Diese Vorgehensweise brachte viele überraschende Ergebnisse. Das wichtigste: Ihre eigene Identität als Russin begann für Romanowa eine bedeutende Rolle zu spielen. Beispielsweise wurde sie gebeten, für einen walisischen Chor alte russische Texte zu lesen, obwohl sie kein Altrussisch konnte. Oder sie wurde gezwungen, mit unbedecktem Kopf in einer Kirche zu sitzen, was ihrer orthodoxen Erziehung widerspricht. Es gab viele Situationen, die in ihrer Gesamtheit die Fragen nach der Identität sowohl einer Gemeinschaft als auch einer einzelnen Person verdeutlichen.

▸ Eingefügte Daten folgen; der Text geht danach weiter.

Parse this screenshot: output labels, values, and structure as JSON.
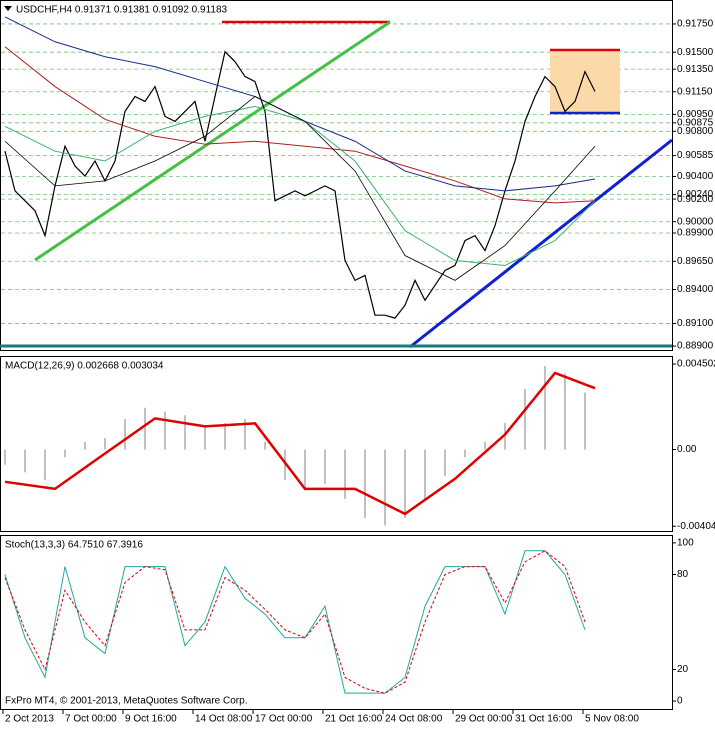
{
  "chart_data": [
    {
      "type": "line",
      "title": "USDCHF,H4  0.91371 0.91381 0.91092 0.91183",
      "ylim": [
        0.88865,
        0.91944
      ],
      "grid": true,
      "yticks": [
        {
          "value": 0.9175,
          "label": "0.91750"
        },
        {
          "value": 0.915,
          "label": "0.91500"
        },
        {
          "value": 0.9135,
          "label": "0.91350"
        },
        {
          "value": 0.9115,
          "label": "0.91150"
        },
        {
          "value": 0.9095,
          "label": "0.90950"
        },
        0.90875,
        {
          "value": 0.908,
          "label": "0.90800"
        },
        0.90585,
        {
          "value": 0.904,
          "label": "0.90400"
        },
        {
          "value": 0.9024,
          "label": "0.90240"
        },
        {
          "value": 0.902,
          "label": "0.90200"
        },
        {
          "value": 0.9,
          "label": "0.90000"
        },
        {
          "value": 0.899,
          "label": "0.89900"
        },
        {
          "value": 0.8965,
          "label": "0.89650"
        },
        {
          "value": 0.894,
          "label": "0.89400"
        },
        {
          "value": 0.891,
          "label": "0.89100"
        },
        {
          "value": 0.889,
          "label": "0.88900"
        }
      ],
      "series": [
        {
          "color": "#000000",
          "style": "line",
          "width": 1.2,
          "values": [
            0.90624,
            0.90273,
            0.90185,
            0.90097,
            0.89877,
            0.90317,
            0.90668,
            0.90493,
            0.90404,
            0.90537,
            0.90361,
            0.90537,
            0.90976,
            0.91108,
            0.91064,
            0.91196,
            0.90932,
            0.90888,
            0.90976,
            0.91064,
            0.90712,
            0.91108,
            0.91504,
            0.91416,
            0.91284,
            0.9124,
            0.90976,
            0.90185,
            0.90229,
            0.90273,
            0.90229,
            0.90273,
            0.90317,
            0.90273,
            0.89657,
            0.89481,
            0.89525,
            0.89173,
            0.89173,
            0.89147,
            0.89261,
            0.89481,
            0.89305,
            0.89437,
            0.89569,
            0.89613,
            0.89833,
            0.89877,
            0.89745,
            0.89965,
            0.90273,
            0.90537,
            0.90888,
            0.91108,
            0.91284,
            0.91196,
            0.90976,
            0.91064,
            0.91328,
            0.91152
          ]
        },
        {
          "color": "#b01e1e",
          "style": "line",
          "width": 1,
          "x": [
            0,
            5,
            10,
            15,
            20,
            25,
            30,
            35,
            40,
            45,
            50,
            55,
            59
          ],
          "values": [
            0.91548,
            0.91196,
            0.90906,
            0.90756,
            0.90686,
            0.90712,
            0.90668,
            0.90624,
            0.90493,
            0.90361,
            0.90202,
            0.90167,
            0.90185
          ]
        },
        {
          "color": "#1c2a8c",
          "style": "line",
          "width": 1,
          "x": [
            0,
            5,
            10,
            15,
            20,
            25,
            30,
            35,
            40,
            45,
            50,
            55,
            59
          ],
          "values": [
            0.91812,
            0.91592,
            0.9146,
            0.91372,
            0.9124,
            0.91108,
            0.90888,
            0.90712,
            0.90449,
            0.90317,
            0.90273,
            0.90317,
            0.90378
          ]
        },
        {
          "color": "#3cb371",
          "style": "line",
          "width": 1,
          "x": [
            0,
            5,
            10,
            15,
            20,
            25,
            30,
            35,
            40,
            45,
            50,
            55,
            59
          ],
          "values": [
            0.90844,
            0.90624,
            0.90537,
            0.908,
            0.90932,
            0.9102,
            0.90888,
            0.90537,
            0.89921,
            0.89657,
            0.89613,
            0.89833,
            0.90185
          ]
        },
        {
          "color": "#000000",
          "style": "line",
          "width": 0.8,
          "x": [
            0,
            5,
            10,
            15,
            20,
            25,
            30,
            35,
            40,
            45,
            50,
            55,
            59
          ],
          "values": [
            0.90712,
            0.90317,
            0.90361,
            0.90537,
            0.90756,
            0.91108,
            0.90888,
            0.90449,
            0.89701,
            0.89481,
            0.89789,
            0.90273,
            0.90668
          ]
        }
      ]
    },
    {
      "type": "bar",
      "title": "MACD(12,26,9) 0.002668 0.003034",
      "ylim": [
        -0.00429,
        0.00482
      ],
      "grid": false,
      "yticks": [
        0.004502,
        {
          "value": 0,
          "label": "0.00"
        },
        -0.00404
      ],
      "x": [
        0,
        2,
        4,
        6,
        8,
        10,
        12,
        14,
        16,
        18,
        20,
        22,
        24,
        26,
        28,
        30,
        32,
        34,
        36,
        38,
        40,
        42,
        44,
        46,
        48,
        50,
        52,
        54,
        56,
        58
      ],
      "series": [
        {
          "color": "#c0c0c0",
          "style": "bar",
          "values": [
            -0.0008,
            -0.0012,
            -0.0016,
            -0.0004,
            0.0004,
            0.0006,
            0.0016,
            0.0022,
            0.002,
            0.0018,
            0.0012,
            0.0014,
            0.0016,
            0.0004,
            -0.0016,
            -0.002,
            -0.0018,
            -0.0026,
            -0.0036,
            -0.004,
            -0.0036,
            -0.0026,
            -0.0014,
            -0.0004,
            0.0004,
            0.0014,
            0.0032,
            0.0044,
            0.004,
            0.003
          ]
        },
        {
          "color": "#e00000",
          "style": "line",
          "width": 2.5,
          "x": [
            0,
            5,
            10,
            15,
            20,
            25,
            30,
            35,
            40,
            45,
            50,
            55,
            59
          ],
          "values": [
            -0.0017,
            -0.00207,
            -0.00021,
            0.00164,
            0.00122,
            0.00138,
            -0.00207,
            -0.00207,
            -0.00339,
            -0.00154,
            0.00079,
            0.00403,
            0.00323
          ]
        }
      ]
    },
    {
      "type": "line",
      "title": "Stoch(13,3,3) 64.7510 67.3916",
      "annotation": "FxPro MT4, © 2001-2013, MetaQuotes Software Corp.",
      "ylim": [
        -5,
        103.7
      ],
      "grid": false,
      "yticks": [
        100,
        80,
        20,
        0
      ],
      "x": [
        0,
        2,
        4,
        6,
        8,
        10,
        12,
        14,
        16,
        18,
        20,
        22,
        24,
        26,
        28,
        30,
        32,
        34,
        36,
        38,
        40,
        42,
        44,
        46,
        48,
        50,
        52,
        54,
        56,
        58
      ],
      "xticks": [
        {
          "value": 0,
          "label": "2 Oct 2013"
        },
        {
          "value": 6,
          "label": "7 Oct 00:00"
        },
        {
          "value": 12,
          "label": "9 Oct 16:00"
        },
        {
          "value": 19,
          "label": "14 Oct 08:00"
        },
        {
          "value": 25,
          "label": "17 Oct 00:00"
        },
        {
          "value": 32,
          "label": "21 Oct 16:00"
        },
        {
          "value": 38,
          "label": "24 Oct 08:00"
        },
        {
          "value": 45,
          "label": "29 Oct 00:00"
        },
        {
          "value": 51,
          "label": "31 Oct 16:00"
        },
        {
          "value": 58,
          "label": "5 Nov 08:00"
        }
      ],
      "series": [
        {
          "color": "#20a8a0",
          "style": "line",
          "width": 1,
          "values": [
            80,
            40,
            15,
            85,
            40,
            30,
            85,
            85,
            85,
            35,
            50,
            85,
            65,
            55,
            40,
            40,
            60,
            5,
            5,
            5,
            15,
            60,
            85,
            85,
            85,
            55,
            95,
            95,
            80,
            45
          ]
        },
        {
          "color": "#e00000",
          "style": "dashed",
          "width": 1,
          "values": [
            78,
            45,
            20,
            70,
            50,
            35,
            75,
            85,
            83,
            45,
            45,
            78,
            70,
            58,
            45,
            40,
            55,
            15,
            8,
            5,
            12,
            50,
            80,
            85,
            85,
            62,
            88,
            95,
            85,
            50
          ]
        }
      ]
    }
  ]
}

«Das Fremde ermöglicht es uns erst, die Bindung an unseren Kreis zu spüren.» — Jana Romanova
Romanowa hat sich schon immer dafür interessiert, welche Mechanismen und Voraussetzungen identitätsstiftend wirken, vor allem in Ländern, in denen die Frage der nationalen Identität in den letzten Jahren wieder mehr Aufmerksamkeit erhalten hat. In ihrem eigenen Land hat dies dazu geführt, dass die Menschen ihre politischen Positionen überdenken, was zu zahlreichen Konflikten, manchmal sogar innerhalb der Familien führt. «Einige Menschen, die diese neue Entwicklung nicht akzeptieren, versuchen, in andere Länder und zu anderen kollektiven Identitäten auszuwandern, in denen sie akzeptiert werden. Auf der anderen Seite gibt es viele, die begonnen haben, sich als stolze Russen zu betrachten», sagt die russische Fotografin.
Die Fotografien sind die Resultate des Experiments.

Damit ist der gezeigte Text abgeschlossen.